December (five-week month) total cotton consumption in domestic mills was 184.3 million pounds for a seasonally adjusted annualized rate of 4.75 million bales. Last year’s December annualized rate was 5.53 million bales.
Using the latest Commerce figures, calendar ’06 mill use is estimated to be 2.63 billion pounds or 5.48 million bales. This is lower than calendar year ’05’s use of 6.32 million bales.
Based on Commerce estimates from Aug. 1-Dec. 30, ’06, projected total pounds consumed during crop year ’06-07 would be 2.4 billion pounds or 4.90 million bales. USDA’s latest estimate of ’06-07 crop year mill use is 5.00 million bales.Preliminary January domestic mill use of cotton and revised December figures will be released by Commerce on Feb. 22.

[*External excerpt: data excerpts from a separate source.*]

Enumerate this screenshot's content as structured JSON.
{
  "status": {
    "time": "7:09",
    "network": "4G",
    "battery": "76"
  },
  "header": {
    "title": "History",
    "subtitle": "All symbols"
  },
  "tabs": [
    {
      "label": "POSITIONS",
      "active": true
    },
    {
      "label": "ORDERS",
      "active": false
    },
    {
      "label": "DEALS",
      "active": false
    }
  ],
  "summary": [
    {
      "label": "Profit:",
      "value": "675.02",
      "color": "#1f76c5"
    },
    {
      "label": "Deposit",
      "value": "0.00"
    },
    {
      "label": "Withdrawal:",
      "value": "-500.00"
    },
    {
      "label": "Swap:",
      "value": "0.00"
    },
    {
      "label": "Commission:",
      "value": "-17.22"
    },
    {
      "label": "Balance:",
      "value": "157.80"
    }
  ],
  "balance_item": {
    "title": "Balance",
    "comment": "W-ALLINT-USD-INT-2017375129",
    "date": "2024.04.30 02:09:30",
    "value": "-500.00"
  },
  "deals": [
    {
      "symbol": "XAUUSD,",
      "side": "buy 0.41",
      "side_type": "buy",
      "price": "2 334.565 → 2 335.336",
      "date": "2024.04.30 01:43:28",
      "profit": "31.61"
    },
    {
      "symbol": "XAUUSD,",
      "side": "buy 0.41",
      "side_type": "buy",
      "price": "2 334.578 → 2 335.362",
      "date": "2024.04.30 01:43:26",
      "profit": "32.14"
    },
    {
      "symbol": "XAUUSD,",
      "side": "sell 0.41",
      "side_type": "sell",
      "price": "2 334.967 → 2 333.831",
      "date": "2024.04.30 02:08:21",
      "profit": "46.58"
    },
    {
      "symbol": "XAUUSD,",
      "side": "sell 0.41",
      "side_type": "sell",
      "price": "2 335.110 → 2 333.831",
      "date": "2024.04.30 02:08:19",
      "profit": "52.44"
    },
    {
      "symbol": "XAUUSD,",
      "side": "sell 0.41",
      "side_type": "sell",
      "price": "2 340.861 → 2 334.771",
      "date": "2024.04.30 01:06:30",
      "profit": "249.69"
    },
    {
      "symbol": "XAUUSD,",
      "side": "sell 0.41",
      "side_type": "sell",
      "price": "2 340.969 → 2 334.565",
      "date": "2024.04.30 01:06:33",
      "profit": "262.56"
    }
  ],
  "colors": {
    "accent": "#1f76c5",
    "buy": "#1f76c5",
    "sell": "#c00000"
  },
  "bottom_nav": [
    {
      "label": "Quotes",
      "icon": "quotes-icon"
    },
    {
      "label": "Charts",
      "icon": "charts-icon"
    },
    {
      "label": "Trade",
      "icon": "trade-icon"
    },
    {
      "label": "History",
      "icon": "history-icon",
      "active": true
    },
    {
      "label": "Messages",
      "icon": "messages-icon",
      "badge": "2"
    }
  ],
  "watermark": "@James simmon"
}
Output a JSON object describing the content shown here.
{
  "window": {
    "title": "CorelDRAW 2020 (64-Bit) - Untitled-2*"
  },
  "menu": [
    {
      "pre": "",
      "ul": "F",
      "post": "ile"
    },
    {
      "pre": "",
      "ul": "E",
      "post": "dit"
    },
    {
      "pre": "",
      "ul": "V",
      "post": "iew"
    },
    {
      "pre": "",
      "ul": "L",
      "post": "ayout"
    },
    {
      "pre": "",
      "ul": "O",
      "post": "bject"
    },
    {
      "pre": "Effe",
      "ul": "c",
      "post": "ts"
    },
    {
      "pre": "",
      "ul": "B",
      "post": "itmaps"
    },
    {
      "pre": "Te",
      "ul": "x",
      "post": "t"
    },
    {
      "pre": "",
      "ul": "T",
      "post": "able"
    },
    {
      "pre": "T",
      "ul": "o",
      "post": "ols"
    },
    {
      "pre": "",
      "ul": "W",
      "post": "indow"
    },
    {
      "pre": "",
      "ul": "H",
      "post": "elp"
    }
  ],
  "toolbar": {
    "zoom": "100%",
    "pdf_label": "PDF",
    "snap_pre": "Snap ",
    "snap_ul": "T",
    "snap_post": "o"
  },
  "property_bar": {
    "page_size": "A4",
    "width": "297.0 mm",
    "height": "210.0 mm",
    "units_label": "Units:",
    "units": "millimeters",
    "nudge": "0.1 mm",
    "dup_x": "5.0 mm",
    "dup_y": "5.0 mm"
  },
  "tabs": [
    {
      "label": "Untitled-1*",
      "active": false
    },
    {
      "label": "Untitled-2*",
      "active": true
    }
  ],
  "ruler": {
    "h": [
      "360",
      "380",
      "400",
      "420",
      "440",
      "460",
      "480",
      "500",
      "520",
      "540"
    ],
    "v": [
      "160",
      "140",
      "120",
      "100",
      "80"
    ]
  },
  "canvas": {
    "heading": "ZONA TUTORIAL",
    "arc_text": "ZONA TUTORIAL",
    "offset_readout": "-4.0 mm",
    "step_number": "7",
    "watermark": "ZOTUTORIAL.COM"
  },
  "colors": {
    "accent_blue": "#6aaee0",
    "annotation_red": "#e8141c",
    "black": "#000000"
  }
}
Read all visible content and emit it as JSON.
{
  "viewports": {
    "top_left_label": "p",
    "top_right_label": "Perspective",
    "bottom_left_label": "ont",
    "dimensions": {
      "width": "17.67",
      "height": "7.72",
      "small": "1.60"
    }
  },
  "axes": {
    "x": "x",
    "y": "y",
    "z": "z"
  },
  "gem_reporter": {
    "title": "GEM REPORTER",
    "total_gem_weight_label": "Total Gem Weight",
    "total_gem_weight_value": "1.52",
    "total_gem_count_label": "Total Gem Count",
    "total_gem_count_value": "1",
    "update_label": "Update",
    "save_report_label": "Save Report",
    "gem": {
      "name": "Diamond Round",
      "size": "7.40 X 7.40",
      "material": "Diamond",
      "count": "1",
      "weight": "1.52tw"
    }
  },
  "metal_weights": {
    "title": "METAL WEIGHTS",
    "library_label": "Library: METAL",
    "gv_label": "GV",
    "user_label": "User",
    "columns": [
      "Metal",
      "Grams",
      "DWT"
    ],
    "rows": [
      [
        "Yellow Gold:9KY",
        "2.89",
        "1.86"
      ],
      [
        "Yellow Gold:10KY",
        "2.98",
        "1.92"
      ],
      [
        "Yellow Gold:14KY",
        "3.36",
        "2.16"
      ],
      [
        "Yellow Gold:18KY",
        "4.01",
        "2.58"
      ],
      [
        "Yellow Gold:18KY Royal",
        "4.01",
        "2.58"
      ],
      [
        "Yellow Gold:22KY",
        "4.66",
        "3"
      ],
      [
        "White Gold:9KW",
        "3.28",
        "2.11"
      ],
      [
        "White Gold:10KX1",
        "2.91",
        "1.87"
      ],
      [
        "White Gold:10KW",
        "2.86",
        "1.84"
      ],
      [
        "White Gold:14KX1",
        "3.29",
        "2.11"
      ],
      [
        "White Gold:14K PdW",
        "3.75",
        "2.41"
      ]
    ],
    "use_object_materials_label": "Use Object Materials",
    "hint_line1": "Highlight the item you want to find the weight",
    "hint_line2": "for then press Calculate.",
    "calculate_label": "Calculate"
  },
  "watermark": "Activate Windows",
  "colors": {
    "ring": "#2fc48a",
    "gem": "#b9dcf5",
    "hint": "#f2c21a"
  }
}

|Sales Strong, Shipments Steady|
Net export sales for the week ending Jan. 18 were 261,700 bales (480-lb). This brings total ’06-07 sales to approximately 6.8 million. Total sales at the same point in the ’05-06 marketing year were approximately 11.3 million bales. Total new crop (’07-08) sales are 287,900 bales.
Shipments for the week were 177,400 bales, bringing total exports to date to 3.6 million bales, compared with the 5.5 million at the comparable point in the ’05-06 marketing year.
To date, Mexico remains the top export customer for US cotton, accounting for 23% of total exports. Recent purchases by China have pushed them into second place at 18%, just ahead of Turkey, with 17%.Currently, total commitments of upland cotton are only 43% of the USDA’s estimated exports of 15.7 million bales. Weekly exports will have to increase sharply between February and July to reach USDA’s current target.
|Step 3 Import Quota Announced|
Competitiveness provisions triggered a Step 3 quota based on price conditions for the week ending Jan. 25. When the Friday through Thursday weekly average US northern Europe price exceeds the northern Europe price ("A" Index) by more than 1.25 cents per pound for any four consecutive weeks, a special Step 3 import quota is triggered.
The quota is for 97,616 bales (480lb), equal to one week of upland cotton mill use based on the seasonally adjusted data for the period Aug.-Oct. ’06, the most recent three months for which data are available. The quota will be established as of Feb. 1 and applies to upland cotton purchased no later than May 1 and entered into the US no later than July 30.Currently, there are three import quotas opened in the total amount of 292,847 bales.